Since it became clear that we would not return to a fairer and more transformed system, I wanted to look for a role outside the classroom where I could impact a sustainable environment. So, like many teachers across the country, I left the class.

When I started thinking seriously about leaving class, I didn’t expect to leave school completely. If anything, I imagined working as a teacher-librarian for at least another 5-10 years. It was hard for me to imagine where else I could apply my talents and find the same level of joy I got from working as a teacher. However, I was thrilled to have the opportunity to explore my passion for equity in education, technology and design learning.

There are very few career paths for teachers in education. For those who want to stay and work in schools, the only way is to climb a narrow ladder to become a school or district administrator. These positions require more advanced degrees, testing and certification, which takes time and money. It also means continuing to work in the same system, causing stress, burnout and demoralization in the first place.

This makes many class teachers think outside the box. Current teachers, equipped with a set of technical skills gained from the pandemic of distance learning and the growth of technology in teaching in general, do a huge career turn in edtech or other educational organizations.

Knowledge transfer

Often, the hardest part of the transition from the classroom is the reshaping of our career path from the K-12 environment. Our world seems so isolated from other professional backgrounds, with a special language, practices and culture. It often seems that our skill set is so unique that it is impossible to pass on. This cannot be further from the truth. Teachers have a wide range of professional competencies, making them well-suited to many other positions. Teachers can manage, design, manage, mediate, facilitate, guide, research, write and more.

We are also better prepared than most to understand the needs of edtech companies and other organizations affecting schools, students and current faculty. Excellent teachers are not only well versed in a number of technical and academic skills, but are also innate leaders. They are used to leading groups, leading from behind, instilling confidence and fostering trust.

Finally, it is important to find an organization that respects the knowledge of teachers and values ​​them as professionals. Unfortunately, there are some places that continue to be included in the same cycle of recycling and underestimation of employees. Other companies are more focused on technology than on the educational opportunities they can provide. This may mean a mismatch of values ​​for former educators.

A new perspective

Working outside the classroom has also brought some new insights into the world of edtech and educational organizations in general. There are so many edtech companies that have been launched without a tutor in sight. It becomes very difficult to understand the real pain points that students and teachers face if you haven’t experienced it recently. As a lecturer, I could easily tell which companies were designed without the involvement of faculty, students, or individuals. Although some companies seem to recognize this fact, it is important for them to continue to look for teachers for leadership.

In my current position, I am developing an interactive online learning experience with a focus on DEI and multimodality. I was lucky enough to work with a team made up almost entirely of former teachers. This means a team of true teachers and practitioners who understand not only the theory of what we create, but also the practical application and how to make a profound impact on people.

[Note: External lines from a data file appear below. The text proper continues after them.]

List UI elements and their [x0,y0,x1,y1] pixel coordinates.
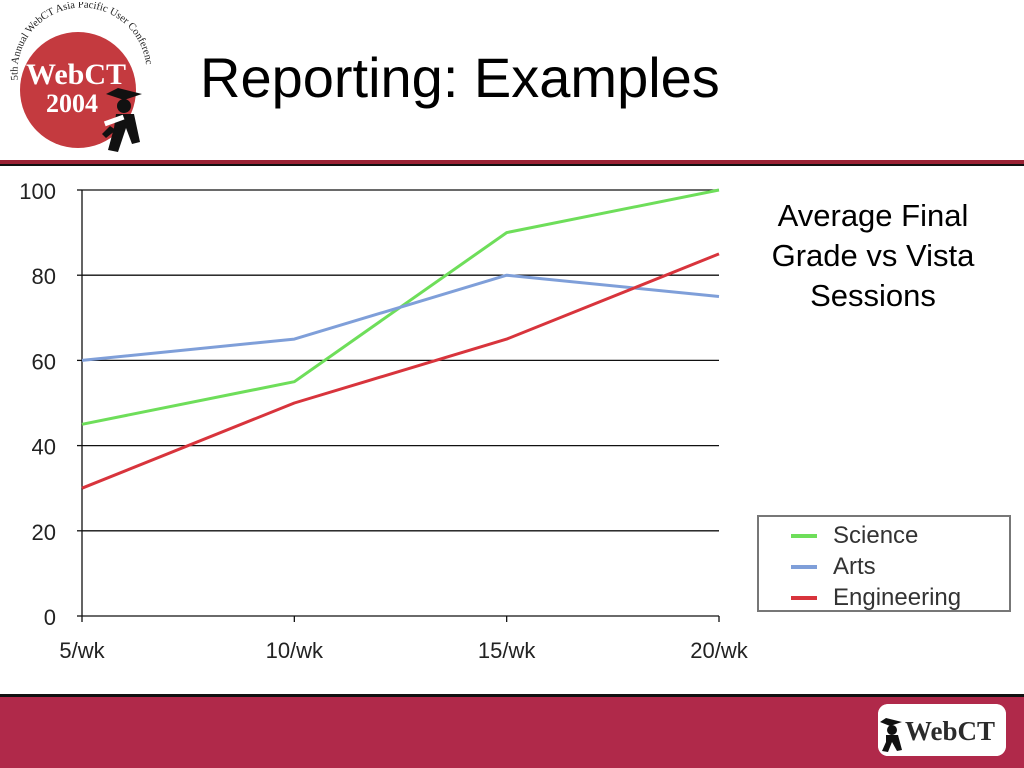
y-tick-label: 100 [19,179,56,204]
grid-lines [82,189,719,532]
y-tick-label: 60 [32,349,56,374]
y-tick-label: 20 [32,520,56,545]
legend-swatch [791,534,817,538]
line-chart: 0 20 40 60 80 100 5/wk 10/wk 15/wk 20/wk [19,179,748,663]
title-divider-dark [0,164,1024,166]
series-line-engineering [81,252,720,490]
legend-label: Engineering [833,584,962,611]
graduate-figure-icon [880,718,902,752]
x-tick-label: 15/wk [478,638,536,663]
legend-swatch [791,565,817,569]
title-divider [0,160,1024,164]
chart-axes [77,189,720,622]
chart-legend: Science Arts Engineering [757,515,1011,612]
x-tick-labels: 5/wk 10/wk 15/wk 20/wk [59,638,748,663]
legend-item-arts: Arts [791,552,876,582]
y-tick-labels: 0 20 40 60 80 100 [19,179,56,630]
slide-title: Reporting: Examples [200,46,720,109]
logo-year: 2004 [46,89,98,118]
chart-note: Average Final Grade vs Vista Sessions [771,198,975,313]
y-tick-label: 80 [32,264,56,289]
legend-label: Arts [833,553,876,580]
legend-swatch [791,596,817,600]
legend-label: Science [833,522,919,549]
x-tick-label: 5/wk [59,638,105,663]
y-tick-label: 0 [44,605,56,630]
footer-webct-logo: WebCT [878,704,1006,756]
series-line-arts [81,273,720,362]
legend-item-science: Science [791,521,918,551]
y-tick-label: 40 [32,435,56,460]
footer-brand: WebCT [905,716,995,746]
logo-circle [20,32,136,148]
x-tick-label: 10/wk [266,638,324,663]
graduate-figure-icon [102,88,142,152]
x-tick-label: 20/wk [690,638,748,663]
series-lines [81,188,720,490]
footer-bar [0,694,1024,768]
logo-brand: WebCT [26,58,126,91]
webct-conference-logo: 5th Annual WebCT Asia Pacific User Confe… [6,2,154,152]
legend-item-engineering: Engineering [791,583,961,613]
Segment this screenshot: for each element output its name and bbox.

As a result of the pandemic, the world of edtech and education in general is growing rapidly. He brought new ideas and fantastic solutions. However, what is usually lacking is the voice of real people who are affected by this space on a daily basis. Teachers seeking transition need to be prepared to be at the forefront of what will come next in all areas of education, not just the classroom.

As I connect with more and more people in the space, I still feel the need for more teachers in the classroom – and how companies often fail because they lack the much-needed perspective. If we want to continue to influence education outside the classroom, we need to make it clear that our voice, experience and talent are paramount to success. After all, great teachers never stop sharing what they know.